💻 React TypeScript JWT Authentication Setup
To integrate JWT (JSON Web Tokens) authentication in a React TypeScript app, follow these key steps. This guide shows how to implement secure login, store JWT tokens, and protect routes that require authentication.
🛠 Step-by-Step Guide
- Set Up Your React TypeScript Project
- Start by creating a new React TypeScript project using Create React App or your preferred setup.
bash
npx create-react-app my-app --template typescript
- Install Dependencies
- You'll need packages like axios for HTTP requests and jsonwebtoken to handle JWTs.
bash
npm install axios jsonwebtoken
- Create API Service for Authentication
- Create a service to handle API requests (login, logout, etc.) and manage JWT storage.
- Example (
AuthService.ts):
typescript
// AuthService.ts
import axios from 'axios';
interface LoginResponse {
token: string;
}
export const AuthService = {
login: async (username: string, password: string): Promise<string | null> => {
try {
const response = await axios.post<LoginResponse>('/api/login', { username, password });
const { token } = response.data;
localStorage.setItem('token', token); // Store token securely
return token;
} catch (error) {
console.error('Login failed:', error);
return null;
}
},
logout: (): void => {
localStorage.removeItem('token');
},
getToken: (): string | null => {
return localStorage.getItem('token');
},
};
- Create a Protected Route Component
- To secure routes, create a ProtectedRoute component that checks if the user has a valid JWT token.
- Example (
ProtectedRoute.tsx):
typescript
// ProtectedRoute.tsx
import React from 'react';
import { Route, Redirect, RouteProps } from 'react-router-dom';
import { AuthService } from './AuthService';
interface ProtectedRouteProps extends RouteProps {
component: React.ComponentType<any>;
}
const ProtectedRoute: React.FC<ProtectedRouteProps> = ({ component: Component, ...rest }) => {
const token = AuthService.getToken();
return (
<Route
{...rest}
render={(props) =>
token ? <Component {...props} /> : <Redirect to="/login" />
}
/>
);
};
export default ProtectedRoute;
- Usage in App
- Use
ProtectedRoute to restrict access to specific pages in your app.
typescript
import React from 'react';
import { BrowserRouter as Router, Route, Switch } from 'react-router-dom';
import ProtectedRoute from './ProtectedRoute';
import { AuthService } from './AuthService';
import HomePage from './HomePage';
import LoginPage from './LoginPage';
const App: React.FC = () => {
return (
<Router>
<Switch>
<Route path="/login" component={LoginPage} />
<ProtectedRoute path="/home" component={HomePage} />
<Redirect from="/" to="/home" />
</Switch>
</Router>
);
};
export default App;
🔐 Key Points to Consider
- Token Storage: Always store the JWT securely in
localStorage or sessionStorage. Avoid storing sensitive data in places like cookies, as they can be vulnerable. - Token Expiry: Handle token expiration. You may need a refresh token mechanism or prompt the user to log in again if the token has expired.

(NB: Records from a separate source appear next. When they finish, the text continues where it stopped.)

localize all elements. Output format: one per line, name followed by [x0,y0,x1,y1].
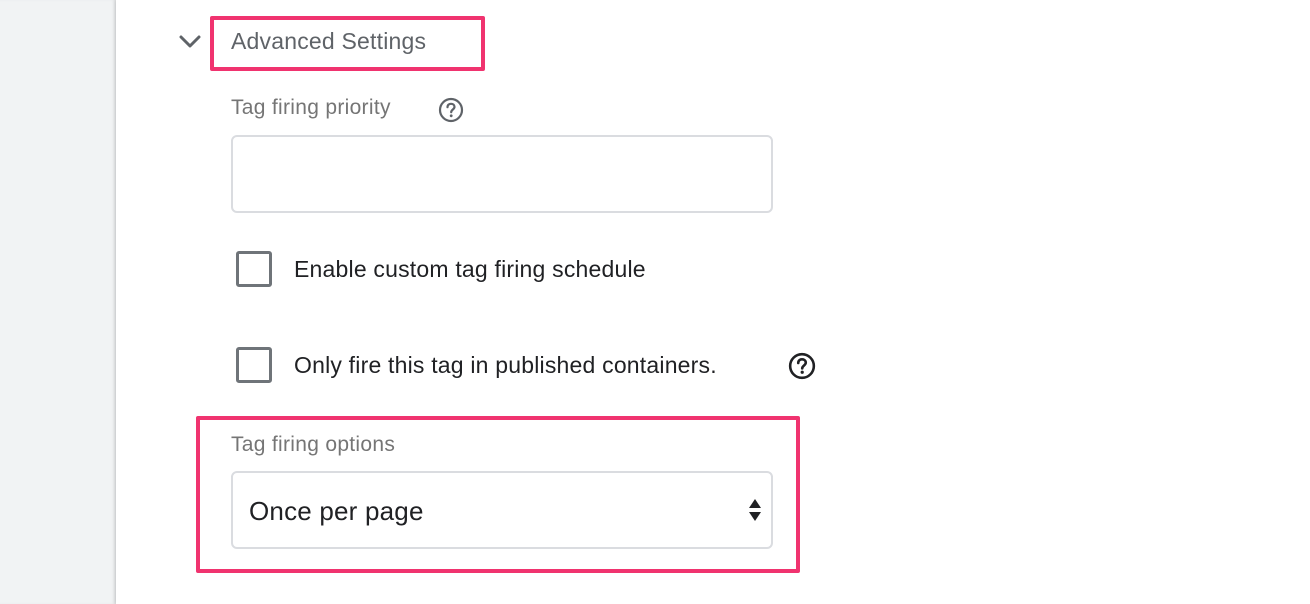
highlight-box-title [210,16,485,71]
priority-help-button[interactable] [437,96,465,124]
highlight-box-options [196,416,800,573]
published-checkbox-row[interactable]: Only fire this tag in published containe… [236,347,717,383]
help-circle-icon [438,97,464,123]
priority-input[interactable] [231,135,773,213]
left-rail [0,0,116,604]
page: Advanced Settings Tag firing priority En… [0,0,1310,604]
collapse-section-button[interactable] [176,28,204,56]
chevron-down-icon [179,35,201,48]
schedule-checkbox-row[interactable]: Enable custom tag firing schedule [236,251,646,287]
published-checkbox-label[interactable]: Only fire this tag in published containe… [294,352,717,379]
published-checkbox[interactable] [236,347,272,383]
published-help-button[interactable] [788,352,816,380]
help-circle-icon [788,352,816,380]
schedule-checkbox[interactable] [236,251,272,287]
schedule-checkbox-label[interactable]: Enable custom tag firing schedule [294,256,646,283]
priority-label: Tag firing priority [231,96,391,119]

- Error Handling: Implement proper error handling and feedback for login failures and token issues (e.g., expired or invalid token).
- Server-Side Validation: Ensure your backend properly validates the JWT and implements security measures (e.g., checking token signature and expiration).
🧩 Summary
Incorporating JWT authentication in a React TypeScript application allows you to securely manage user sessions, protect routes, and implement login/logout functionality. By using localStorage to store the JWT and creating a ProtectedRoute component, you can easily manage authentication in your React app.
🔒 Pro Tip: Always ensure your backend implements proper JWT validation to prevent vulnerabilities, like token tampering.